SQUINZANO- Era morta il 23 ottobre del 2018 in seguito ad una gastroscopia eseguita in una clinica privata leccese, esame preparatorio ad un delicato intervento per il trattamento endoscopico dell’obesità. Per far luce sul decesso di Teresa Tramacere, 49 anni di Squinzano, avvenuto nel Vito Fazzi, dove la donna era arrivata in coma, era stata avviata un’inchiesta e nel registro degli indagati erano state iscritte quattro persone che avrebbero potuto aver avuto un ruolo nella vicenda. Ora il pm inquirente Maria Vallefuoco ha chiesto l’archiviazione per tre di loro, disponendo uno stralcio rispetto al fascicolo originario per il medico che materialmente ha eseguito la gastroscopia.

Una vicenda dolorosa che aveva gettato nella disperazione la famiglia della vittima.

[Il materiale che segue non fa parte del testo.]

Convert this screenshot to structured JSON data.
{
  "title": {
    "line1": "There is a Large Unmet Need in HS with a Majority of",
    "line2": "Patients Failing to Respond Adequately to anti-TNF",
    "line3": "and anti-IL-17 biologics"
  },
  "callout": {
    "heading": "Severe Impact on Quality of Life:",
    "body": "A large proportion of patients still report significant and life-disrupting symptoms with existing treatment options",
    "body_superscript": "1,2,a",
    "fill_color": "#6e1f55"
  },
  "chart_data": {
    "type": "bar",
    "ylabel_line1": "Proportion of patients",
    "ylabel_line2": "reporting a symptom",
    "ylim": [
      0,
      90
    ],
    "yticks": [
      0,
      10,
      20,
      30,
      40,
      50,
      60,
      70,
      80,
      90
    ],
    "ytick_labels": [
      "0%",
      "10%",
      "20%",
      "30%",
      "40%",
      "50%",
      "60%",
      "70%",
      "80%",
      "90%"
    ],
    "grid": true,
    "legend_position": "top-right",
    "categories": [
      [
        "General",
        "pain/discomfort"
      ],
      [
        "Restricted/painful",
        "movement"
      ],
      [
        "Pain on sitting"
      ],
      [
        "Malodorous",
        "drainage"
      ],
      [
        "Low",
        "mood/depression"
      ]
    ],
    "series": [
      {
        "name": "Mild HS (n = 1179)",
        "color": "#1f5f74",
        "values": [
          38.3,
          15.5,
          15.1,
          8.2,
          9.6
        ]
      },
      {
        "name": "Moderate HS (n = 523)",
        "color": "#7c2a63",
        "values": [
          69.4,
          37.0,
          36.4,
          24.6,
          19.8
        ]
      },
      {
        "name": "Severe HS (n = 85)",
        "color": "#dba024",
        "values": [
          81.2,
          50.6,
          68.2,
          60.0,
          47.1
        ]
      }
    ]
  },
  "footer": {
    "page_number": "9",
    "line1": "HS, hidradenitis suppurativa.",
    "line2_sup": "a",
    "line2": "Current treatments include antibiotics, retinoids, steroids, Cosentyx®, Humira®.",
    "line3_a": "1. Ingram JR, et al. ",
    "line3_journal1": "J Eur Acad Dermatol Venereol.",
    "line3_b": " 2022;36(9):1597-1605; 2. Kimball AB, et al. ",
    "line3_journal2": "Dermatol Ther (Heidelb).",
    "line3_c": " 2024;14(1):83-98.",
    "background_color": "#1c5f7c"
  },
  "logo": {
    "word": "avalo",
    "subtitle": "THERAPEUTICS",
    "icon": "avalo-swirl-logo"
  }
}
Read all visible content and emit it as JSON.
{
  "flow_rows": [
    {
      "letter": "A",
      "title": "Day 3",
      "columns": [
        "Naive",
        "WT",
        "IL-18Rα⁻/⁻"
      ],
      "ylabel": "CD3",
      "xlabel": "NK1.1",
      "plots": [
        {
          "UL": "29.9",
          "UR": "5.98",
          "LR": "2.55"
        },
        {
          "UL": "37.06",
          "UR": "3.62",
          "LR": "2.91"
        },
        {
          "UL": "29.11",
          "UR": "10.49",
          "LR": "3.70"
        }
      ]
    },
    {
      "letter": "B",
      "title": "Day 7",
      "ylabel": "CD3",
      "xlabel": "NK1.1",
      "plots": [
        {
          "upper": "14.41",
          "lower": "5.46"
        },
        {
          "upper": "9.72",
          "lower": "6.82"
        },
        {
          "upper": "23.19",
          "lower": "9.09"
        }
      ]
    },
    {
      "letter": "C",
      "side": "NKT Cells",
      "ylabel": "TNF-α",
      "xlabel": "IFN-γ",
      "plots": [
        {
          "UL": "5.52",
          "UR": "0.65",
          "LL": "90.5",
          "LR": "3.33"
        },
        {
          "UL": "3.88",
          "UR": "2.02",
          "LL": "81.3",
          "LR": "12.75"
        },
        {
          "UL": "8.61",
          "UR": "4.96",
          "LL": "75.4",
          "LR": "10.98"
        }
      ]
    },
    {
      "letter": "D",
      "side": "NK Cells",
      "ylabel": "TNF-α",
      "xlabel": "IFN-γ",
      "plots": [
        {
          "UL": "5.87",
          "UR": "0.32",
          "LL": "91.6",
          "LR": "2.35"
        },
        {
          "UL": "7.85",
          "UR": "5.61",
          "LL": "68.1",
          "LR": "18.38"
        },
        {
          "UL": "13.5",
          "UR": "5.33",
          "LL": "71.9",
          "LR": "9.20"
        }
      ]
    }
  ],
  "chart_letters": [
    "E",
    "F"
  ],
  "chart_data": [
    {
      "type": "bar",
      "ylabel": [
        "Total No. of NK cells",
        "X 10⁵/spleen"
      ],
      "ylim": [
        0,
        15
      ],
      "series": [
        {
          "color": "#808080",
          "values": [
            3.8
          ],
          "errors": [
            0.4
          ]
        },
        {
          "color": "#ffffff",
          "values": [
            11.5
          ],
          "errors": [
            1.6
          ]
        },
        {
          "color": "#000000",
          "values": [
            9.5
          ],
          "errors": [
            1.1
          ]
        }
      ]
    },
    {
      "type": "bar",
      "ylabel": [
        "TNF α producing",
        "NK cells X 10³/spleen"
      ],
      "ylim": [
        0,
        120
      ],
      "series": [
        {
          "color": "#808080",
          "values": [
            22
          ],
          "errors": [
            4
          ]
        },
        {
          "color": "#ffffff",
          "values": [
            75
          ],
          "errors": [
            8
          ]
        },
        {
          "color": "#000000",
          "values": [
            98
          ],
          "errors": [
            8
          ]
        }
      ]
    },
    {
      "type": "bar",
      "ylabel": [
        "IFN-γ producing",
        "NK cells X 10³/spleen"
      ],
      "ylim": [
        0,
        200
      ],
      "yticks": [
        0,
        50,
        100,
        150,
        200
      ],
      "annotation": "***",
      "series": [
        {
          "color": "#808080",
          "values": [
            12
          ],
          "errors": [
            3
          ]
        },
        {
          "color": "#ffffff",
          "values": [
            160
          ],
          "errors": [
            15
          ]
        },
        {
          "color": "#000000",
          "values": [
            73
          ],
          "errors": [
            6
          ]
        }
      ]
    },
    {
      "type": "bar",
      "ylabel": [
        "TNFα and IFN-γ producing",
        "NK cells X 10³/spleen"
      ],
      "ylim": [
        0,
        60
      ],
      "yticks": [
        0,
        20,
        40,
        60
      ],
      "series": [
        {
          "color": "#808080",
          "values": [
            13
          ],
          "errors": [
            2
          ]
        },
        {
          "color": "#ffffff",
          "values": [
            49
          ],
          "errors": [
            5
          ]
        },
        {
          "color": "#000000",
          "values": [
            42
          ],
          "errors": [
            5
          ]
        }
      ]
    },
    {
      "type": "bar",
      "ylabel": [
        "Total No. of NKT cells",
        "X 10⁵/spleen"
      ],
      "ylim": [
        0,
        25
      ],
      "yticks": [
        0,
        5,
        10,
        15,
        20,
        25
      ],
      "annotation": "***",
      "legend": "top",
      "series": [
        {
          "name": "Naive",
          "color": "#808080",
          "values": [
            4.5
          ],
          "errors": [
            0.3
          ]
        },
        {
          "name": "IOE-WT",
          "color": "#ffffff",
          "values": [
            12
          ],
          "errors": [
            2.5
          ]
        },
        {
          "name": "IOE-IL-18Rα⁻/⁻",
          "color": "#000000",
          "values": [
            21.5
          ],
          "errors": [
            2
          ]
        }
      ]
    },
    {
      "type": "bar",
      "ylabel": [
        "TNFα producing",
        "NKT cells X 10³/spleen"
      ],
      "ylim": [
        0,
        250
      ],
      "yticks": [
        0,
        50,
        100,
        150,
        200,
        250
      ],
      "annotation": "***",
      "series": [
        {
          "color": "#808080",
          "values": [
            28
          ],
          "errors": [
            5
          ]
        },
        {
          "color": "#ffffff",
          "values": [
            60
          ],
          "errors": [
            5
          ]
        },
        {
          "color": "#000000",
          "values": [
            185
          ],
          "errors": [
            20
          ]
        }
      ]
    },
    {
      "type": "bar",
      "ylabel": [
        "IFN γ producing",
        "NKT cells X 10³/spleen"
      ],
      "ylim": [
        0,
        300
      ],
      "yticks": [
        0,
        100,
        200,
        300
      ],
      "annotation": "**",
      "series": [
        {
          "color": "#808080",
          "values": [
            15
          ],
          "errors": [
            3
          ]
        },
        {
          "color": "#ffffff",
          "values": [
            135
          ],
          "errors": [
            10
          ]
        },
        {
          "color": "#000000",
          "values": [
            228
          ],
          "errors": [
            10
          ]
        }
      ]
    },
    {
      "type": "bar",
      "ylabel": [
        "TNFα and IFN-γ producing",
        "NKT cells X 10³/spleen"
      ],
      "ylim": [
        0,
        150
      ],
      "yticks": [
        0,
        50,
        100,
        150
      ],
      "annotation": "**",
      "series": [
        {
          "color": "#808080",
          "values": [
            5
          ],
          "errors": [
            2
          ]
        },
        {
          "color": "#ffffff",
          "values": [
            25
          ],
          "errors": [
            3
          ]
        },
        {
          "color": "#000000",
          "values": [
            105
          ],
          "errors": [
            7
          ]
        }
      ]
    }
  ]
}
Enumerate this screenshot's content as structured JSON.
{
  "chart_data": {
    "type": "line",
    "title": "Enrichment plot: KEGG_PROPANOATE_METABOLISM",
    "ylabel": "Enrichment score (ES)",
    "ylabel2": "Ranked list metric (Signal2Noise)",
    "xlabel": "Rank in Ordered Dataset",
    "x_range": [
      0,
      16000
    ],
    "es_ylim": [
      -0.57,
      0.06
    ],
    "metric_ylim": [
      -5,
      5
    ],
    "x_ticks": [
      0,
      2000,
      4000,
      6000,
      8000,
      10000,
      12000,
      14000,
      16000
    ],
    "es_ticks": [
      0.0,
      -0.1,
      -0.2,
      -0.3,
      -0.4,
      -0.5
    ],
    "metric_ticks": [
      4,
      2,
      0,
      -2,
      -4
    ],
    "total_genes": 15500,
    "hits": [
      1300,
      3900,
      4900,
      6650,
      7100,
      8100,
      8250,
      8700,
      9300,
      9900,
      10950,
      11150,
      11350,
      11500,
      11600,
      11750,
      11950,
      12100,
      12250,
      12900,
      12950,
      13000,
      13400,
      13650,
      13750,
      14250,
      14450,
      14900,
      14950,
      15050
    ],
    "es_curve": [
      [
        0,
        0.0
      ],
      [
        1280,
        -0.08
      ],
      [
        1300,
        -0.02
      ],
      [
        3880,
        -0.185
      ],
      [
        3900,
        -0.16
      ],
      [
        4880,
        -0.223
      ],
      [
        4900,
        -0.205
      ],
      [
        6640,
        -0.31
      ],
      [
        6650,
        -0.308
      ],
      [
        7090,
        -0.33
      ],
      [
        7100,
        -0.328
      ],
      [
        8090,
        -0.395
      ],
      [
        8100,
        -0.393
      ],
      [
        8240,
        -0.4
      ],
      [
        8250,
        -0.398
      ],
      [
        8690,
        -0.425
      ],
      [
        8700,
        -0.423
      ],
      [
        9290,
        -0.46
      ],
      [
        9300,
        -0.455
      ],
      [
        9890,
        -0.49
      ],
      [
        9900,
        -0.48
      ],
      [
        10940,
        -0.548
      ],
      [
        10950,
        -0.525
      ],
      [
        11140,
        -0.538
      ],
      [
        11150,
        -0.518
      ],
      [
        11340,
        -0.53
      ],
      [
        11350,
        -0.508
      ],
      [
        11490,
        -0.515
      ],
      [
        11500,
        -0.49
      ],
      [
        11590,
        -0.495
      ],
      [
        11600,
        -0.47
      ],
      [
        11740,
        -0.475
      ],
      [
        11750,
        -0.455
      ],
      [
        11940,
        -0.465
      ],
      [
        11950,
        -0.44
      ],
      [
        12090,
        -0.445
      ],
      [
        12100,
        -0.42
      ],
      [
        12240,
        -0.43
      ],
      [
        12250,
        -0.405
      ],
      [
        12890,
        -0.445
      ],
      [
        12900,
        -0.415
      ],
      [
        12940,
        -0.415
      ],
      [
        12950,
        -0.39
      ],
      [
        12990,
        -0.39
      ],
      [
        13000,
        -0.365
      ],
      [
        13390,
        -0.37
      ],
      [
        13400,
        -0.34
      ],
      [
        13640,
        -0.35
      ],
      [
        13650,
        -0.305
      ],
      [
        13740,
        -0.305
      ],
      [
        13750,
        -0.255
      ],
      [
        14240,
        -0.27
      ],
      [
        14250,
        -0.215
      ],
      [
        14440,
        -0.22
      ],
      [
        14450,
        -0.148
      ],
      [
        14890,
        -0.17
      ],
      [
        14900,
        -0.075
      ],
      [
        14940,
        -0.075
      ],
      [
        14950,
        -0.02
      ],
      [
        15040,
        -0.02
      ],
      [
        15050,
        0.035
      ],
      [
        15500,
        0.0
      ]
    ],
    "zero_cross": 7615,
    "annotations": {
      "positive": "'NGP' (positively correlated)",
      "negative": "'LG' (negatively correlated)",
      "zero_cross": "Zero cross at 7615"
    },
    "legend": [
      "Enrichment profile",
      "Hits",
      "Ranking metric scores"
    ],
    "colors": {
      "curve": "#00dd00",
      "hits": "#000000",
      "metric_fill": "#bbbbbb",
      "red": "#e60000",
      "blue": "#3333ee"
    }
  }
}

La donna pesava 170 chili. L’arresto cardiaco era subentrato durante l’esame. Si era reso necessario quindi il trasferimento d’urgenza nel reparto di Terapia Intensiva del “Fazzi”. I familiari avevano sporto denuncia con l’avvocato Cosimo Miccoli. Il legale aveva presentato una memoria con la quale aveva chiesto di estendere l’indagine non solo al medico iscritto nel registro degli indagati ma anche ad altro personale presente al momento dell’esame diagnostico. Tre medici che secondo il pm, alla luce della relazione depositata dai consulenti della Procura, non hanno avuto responsabilità nella morte della donna. Una richiesta di archiviazione alla quale il legale della famiglia non si opporrà. Rimane in piedi invece l’indagine per il medico della clinica che materialmente esegui l’esame per il quale il pubblico ministero provvederà ora, probabilmente, la richiesta di rinvio a giudizio sulla base degli accertamenti tecnici. Nella sua memoria l’avvocato chiedeva di verificare se fosse stato rispettato o meno un protocollo ad hoc obbligatorio per i pazienti obesi. La donna sarebbe dovuta essere trattata secondo precise linee guida relative alla sedazione e all’anestesia. La consulenza ha confermato che un più accurato monitoraggio cardiorespiratorio non avrebbe, probabilmente, evitato l’arresto caridaco, ma garantito un avvio più rapido delle manovre di rianimazione.